Depois de muita procura, encontrei melhor do que buscava: três quartos com dependência e três banheiros, Box fechado, para o carro, que veio ao encontro de tudo que poderíamos querer.
E, aí, o tempo passou, (em torno de onze anos) e, com cinco netos crescidos, continuava almejando vista para o mar.
Não me sentia ansiosa, carente, nem insatisfeita, mas observava e apreciava o crescimento acelerado das construções de altos prédios à beira-mar, não acreditando essa possibilidade pra mim.
Nesse momento atual, quando em 22 de dezembro chegava a Capão para organizar o apartamento para o início do veraneio e calibrar os pneus da bicicleta, que é o meu meio para locomoção e compras, um corretor que já me acompanhara em visitas a apartamentos à beira-mar, cumprimentou-me e falou-me que havia entrado um imóvel, que achava que eu gostaria de conhecê-lo.

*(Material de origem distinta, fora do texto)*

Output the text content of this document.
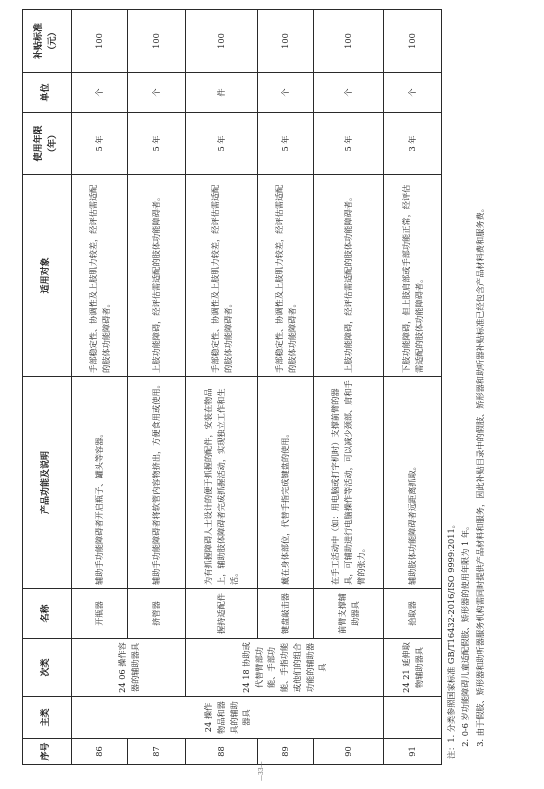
序号	主类	次类	名称	产品功能及说明	适用对象	使用年限（年）	单位	补贴标准（元）
86	24 操作物品和器具的辅助器具	24 06 操作容器的辅助器具	开瓶器	辅助手功能障碍者开启瓶子、罐头等容器。	手部稳定性、协调性及上肢肌力较差，经评估需适配的肢体功能障碍者。	5 年	个	100
87			挤管器	辅助手功能障碍者将软管内容物挤出，方便食用或使用。	上肢功能障碍，经评估需适配的肢体功能障碍者。	5 年	个	100
88		24 18 协助或代替臂部功能、手部功能、手指功能或他们的组合功能的辅助器具	握持适配件	为有抓握障碍人士设计的便于抓握的配件，安装在物品上，辅助肢体障碍者完成抓握活动，实现独立工作和生活。	手部稳定性、协调性及上肢肌力较差，经评估需适配的肢体功能障碍者。	5 年	件	100
89			键盘敲击器	戴在身体部位，代替手指完成键盘的使用。	手部稳定性、协调性及上肢肌力较差，经评估需适配的肢体功能障碍者。	5 年	个	100
90			前臂支撑辅助器具	在手工活动中（如：用电脑或打字机时）支撑前臂的器具，可辅助进行电脑操作等活动，可以减少颈部、肩和手臂的张力。	上肢功能障碍，经评估需适配的肢体功能障碍者。	5 年	个	100
91		24 21 延伸取物辅助器具	拾取器	辅助肢体功能障碍者远距离抓取。	下肢功能障碍，但上肢肩部或手部功能正常，经评估需适配的肢体功能障碍者。	3 年	个	100
注：1. 分类参照国家标准 GB/T16432-2016/ISO 9999:2011。 2. 0-6 岁功能障碍儿童适配假肢、矫形器的使用年限为 1 年。 3. 由于假肢、矫形器和助听器服务机构需同时提供产品材料和服务，因此补贴目录中的假肢、矫形器和助听器补贴标准已经包含产品材料费和服务费。
—33—
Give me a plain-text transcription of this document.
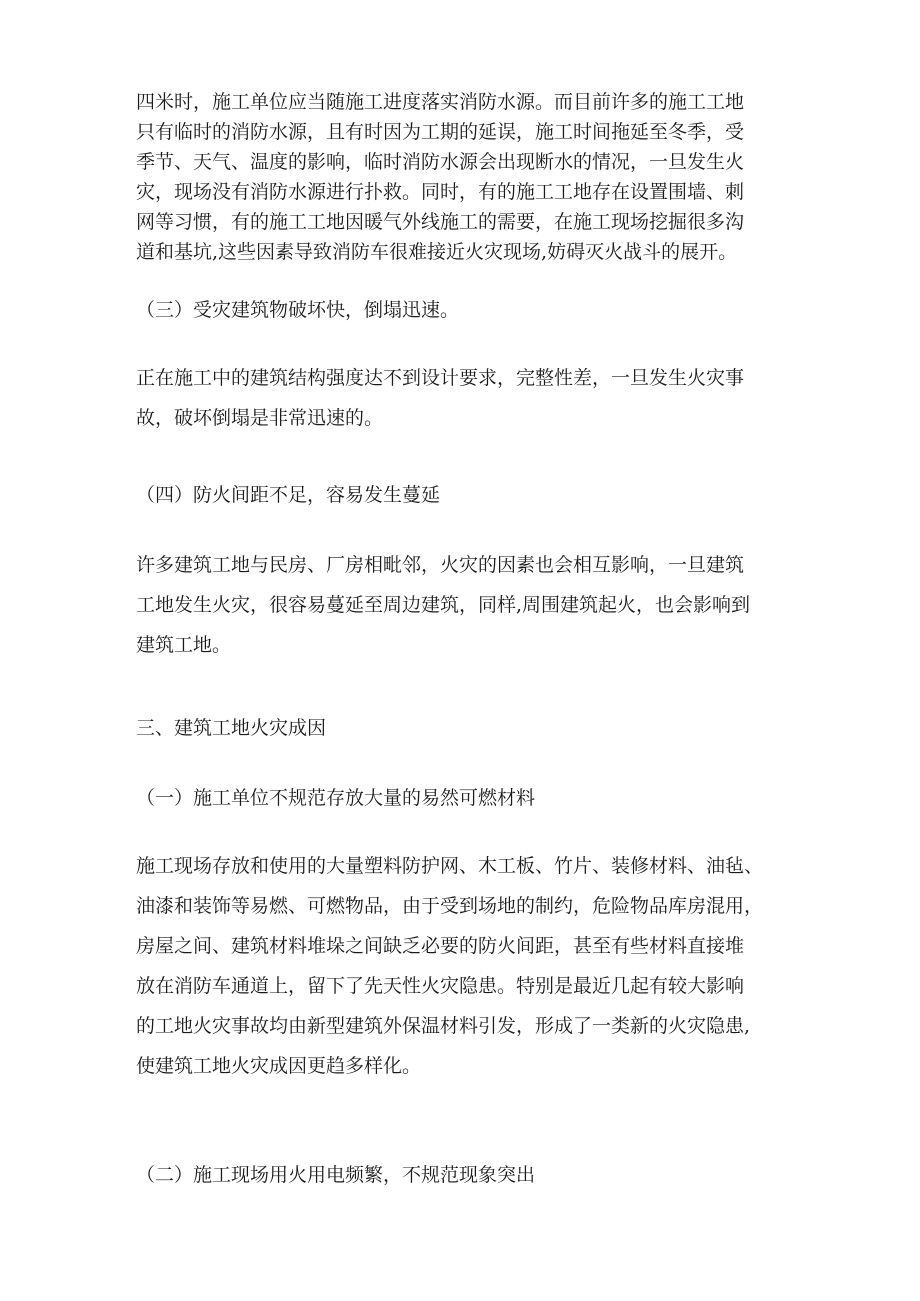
四米时，施工单位应当随施工进度落实消防水源。而目前许多的施工工地
只有临时的消防水源，且有时因为工期的延误，施工时间拖延至冬季，受
季节、天气、温度的影响，临时消防水源会出现断水的情况，一旦发生火
灾，现场没有消防水源进行扑救。同时，有的施工工地存在设置围墙、刺
网等习惯，有的施工工地因暖气外线施工的需要，在施工现场挖掘很多沟
道和基坑,这些因素导致消防车很难接近火灾现场,妨碍灭火战斗的展开。
（三）受灾建筑物破坏快，倒塌迅速。
正在施工中的建筑结构强度达不到设计要求，完整性差，一旦发生火灾事
故，破坏倒塌是非常迅速的。
（四）防火间距不足，容易发生蔓延
许多建筑工地与民房、厂房相毗邻，火灾的因素也会相互影响，一旦建筑
工地发生火灾，很容易蔓延至周边建筑，同样,周围建筑起火，也会影响到
建筑工地。
三、建筑工地火灾成因
（一）施工单位不规范存放大量的易然可燃材料
施工现场存放和使用的大量塑料防护网、木工板、竹片、装修材料、油毡、
油漆和装饰等易燃、可燃物品，由于受到场地的制约，危险物品库房混用，
房屋之间、建筑材料堆垛之间缺乏必要的防火间距，甚至有些材料直接堆
放在消防车通道上，留下了先天性火灾隐患。特别是最近几起有较大影响
的工地火灾事故均由新型建筑外保温材料引发，形成了一类新的火灾隐患,
使建筑工地火灾成因更趋多样化。
（二）施工现场用火用电频繁，不规范现象突出
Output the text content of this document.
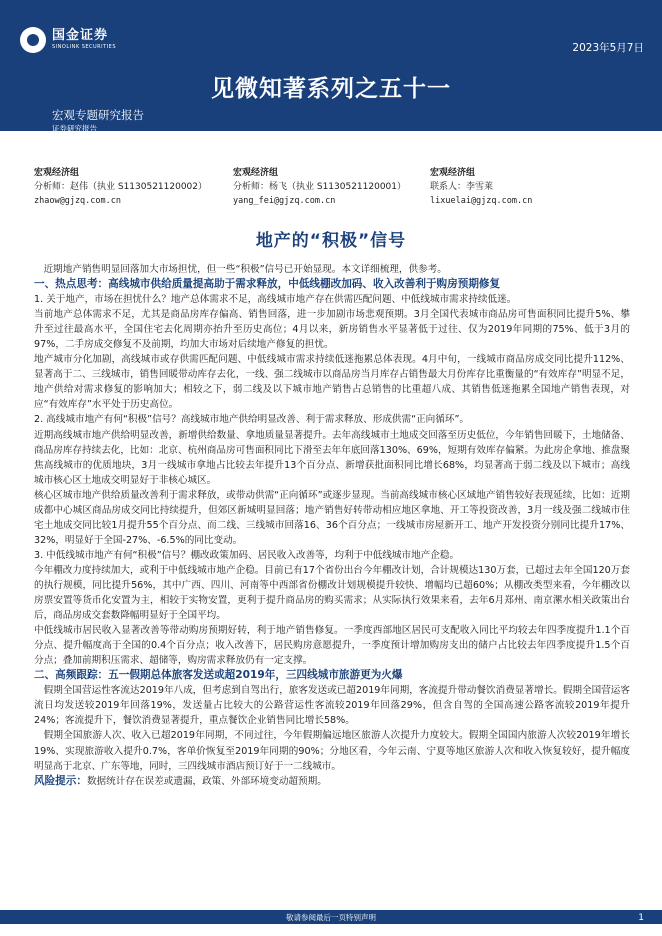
国金证券
SINOLINK SECURITIES	2023年5月7日
见微知著系列之五十一
宏观专题研究报告
证券研究报告
宏观经济组
分析师：赵伟（执业 S1130521120002）
zhaow@gjzq.com.cn
宏观经济组
分析师：杨飞（执业 S1130521120001）
yang_fei@gjzq.com.cn
宏观经济组
联系人：李雪莱
lixuelai@gjzq.com.cn
地产的“积极”信号

近期地产销售明显回落加大市场担忧，但一些“积极”信号已开始显现。本文详细梳理，供参考。

一、热点思考：高线城市供给质量提高助于需求释放，中低线棚改加码、收入改善利于购房预期修复

1. 关于地产，市场在担忧什么？地产总体需求不足，高线城市地产存在供需匹配问题、中低线城市需求持续低迷。

当前地产总体需求不足，尤其是商品房库存偏高、销售回落，进一步加剧市场悲观预期。3月全国代表城市商品房可售面积同比提升5%、攀升至过往最高水平，全国住宅去化周期亦抬升至历史高位；4月以来，新房销售水平显著低于过往、仅为2019年同期的75%、低于3月的97%，二手房成交修复不及前期，均加大市场对后续地产修复的担忧。

地产城市分化加剧，高线城市或存供需匹配问题、中低线城市需求持续低迷拖累总体表现。4月中旬，一线城市商品房成交同比提升112%、显著高于二、三线城市，销售回暖带动库存去化，一线、强二线城市以商品房当月库存占销售最大月份库存比重衡量的“有效库存”明显不足，地产供给对需求修复的影响加大；相较之下，弱二线及以下城市地产销售占总销售的比重超八成、其销售低迷拖累全国地产销售表现，对应“有效库存”水平处于历史高位。

2. 高线城市地产有何“积极”信号？高线城市地产供给明显改善、利于需求释放、形成供需“正向循环”。

近期高线城市地产供给明显改善，新增供给数量、拿地质量显著提升。去年高线城市土地成交回落至历史低位，今年销售回暖下，土地储备、商品房库存持续去化，比如：北京、杭州商品房可售面积同比下滑至去年年底回落130%、69%，短期有效库存偏紧。为此房企拿地、推盘聚焦高线城市的优质地块，3月一线城市拿地占比较去年提升13个百分点、新增获批面积同比增长68%，均显著高于弱二线及以下城市；高线城市核心区土地成交明显好于非核心城区。

核心区城市地产供给质量改善利于需求释放，或带动供需“正向循环”或逐步显现。当前高线城市核心区域地产销售较好表现延续，比如：近期成都中心城区商品房成交同比持续提升，但郊区新城明显回落；地产销售好转带动相应地区拿地、开工等投资改善，3月一线及强二线城市住宅土地成交同比较1月提升55个百分点、而二线、三线城市回落16、36个百分点；一线城市房屋新开工、地产开发投资分别同比提升17%、32%，明显好于全国-27%、-6.5%的同比变动。

3. 中低线城市地产有何“积极”信号？棚改政策加码、居民收入改善等，均利于中低线城市地产企稳。

今年棚改力度持续加大，或利于中低线城市地产企稳。目前已有17个省份出台今年棚改计划，合计规模达130万套，已超过去年全国120万套的执行规模，同比提升56%，其中广西、四川、河南等中西部省份棚改计划规模提升较快、增幅均已超60%；从棚改类型来看，今年棚改以房票安置等货币化安置为主，相较于实物安置，更利于提升商品房的购买需求；从实际执行效果来看，去年6月郑州、南京漯水相关政策出台后，商品房成交套数降幅明显好于全国平均。

中低线城市居民收入显著改善等带动购房预期好转，利于地产销售修复。一季度西部地区居民可支配收入同比平均较去年四季度提升1.1个百分点、提升幅度高于全国的0.4个百分点；收入改善下，居民购房意愿提升，一季度预计增加购房支出的储户占比较去年四季度提升1.5个百分点；叠加前期积压需求、超储等，购房需求释放仍有一定支撑。

二、高频跟踪：五一假期总体旅客发送或超2019年，三四线城市旅游更为火爆

假期全国营运性客流达2019年八成，但考虑到自驾出行，旅客发送或已超2019年同期，客流提升带动餐饮消费显著增长。假期全国营运客流日均发送较2019年回落19%，发送量占比较大的公路营运性客流较2019年回落29%，但含自驾的全国高速公路客流较2019年提升24%；客流提升下，餐饮消费显著提升，重点餐饮企业销售同比增长58%。

假期全国旅游人次、收入已超2019年同期，不同过往，今年假期偏远地区旅游人次提升力度较大。假期全国国内旅游人次较2019年增长19%、实现旅游收入提升0.7%，客单价恢复至2019年同期的90%；分地区看，今年云南、宁夏等地区旅游人次和收入恢复较好，提升幅度明显高于北京、广东等地，同时，三四线城市酒店预订好于一二线城市。

风险提示：数据统计存在误差或遗漏，政策、外部环境变动超预期。

敬请参阅最后一页特别声明	1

Ofereceu-se para acompanhar-me e encantei-me, de imediato, quando avistei o mar inteiro, no que foi aberta a porta! Parecia algo inatingível. Ele notando meu encantamento disse que o construtor, para o qual esse apto entrara, numa venda maior, poderia avaliar meu apto para verificar possibilidade de negócio.
Disse-me ainda, que selecionaria outros apartamentos disponíveis, à beira-mar, para eu comparar.
Nenhum apresentou a vista do mar de todos os quartos, da área e da sacada, como o 1º visto.
Nuns havia muito luxo, que não vinha ao encontro nem daquilo que eu almejava, nem do meu bolso.
Seria possível realizar meu antigo desejo?
Estava brincando de comprar apesar de me sentir muito bem no nosso apartamento desde o ano 2000, pelo espaço e pelo conforto.
Mas a coisa evoluiu.
Idas e vindas, propostas e contra propostas e, ao mesmo tempo, que parecia tornar-se realidade a possível negociação, não me parecia crível pudesse ocorrer.
Victor e Joel foram os 1ºs a olhar e se encantaram. Alberto resistia, pois achava que estávamos bem e não precisávamos mudar.
Mas começava a parecer estar dando certa a negociação. Alberto teve de aceitar conhecer.
Ale e Lu nos acompanharam e, de imediato, todos se encantaram.
Alberto falou para as crianças que caso mudássemos, traria o binóculo, para ver os navios ao longe.
Aos poucos, foi se definindo a negociação e dia 08, sábado, assinamos contrato de compra e venda e desde esse dia estou ligada em 220W.
Domingo, Alberto, com sua máquina fotográfica e eu, fomos ao novo apto olhar mais de perto registrar a realidade concreta.
Tenho certeza, que ele, por não gostar de sair de casa, é quem mais vai aproveitar essa mudança.
Estou cuidando da organização da mudança quase não acreditando em tudo que ocorreu.
Estou muito agitada, mas feliz.
“Dream comes true.”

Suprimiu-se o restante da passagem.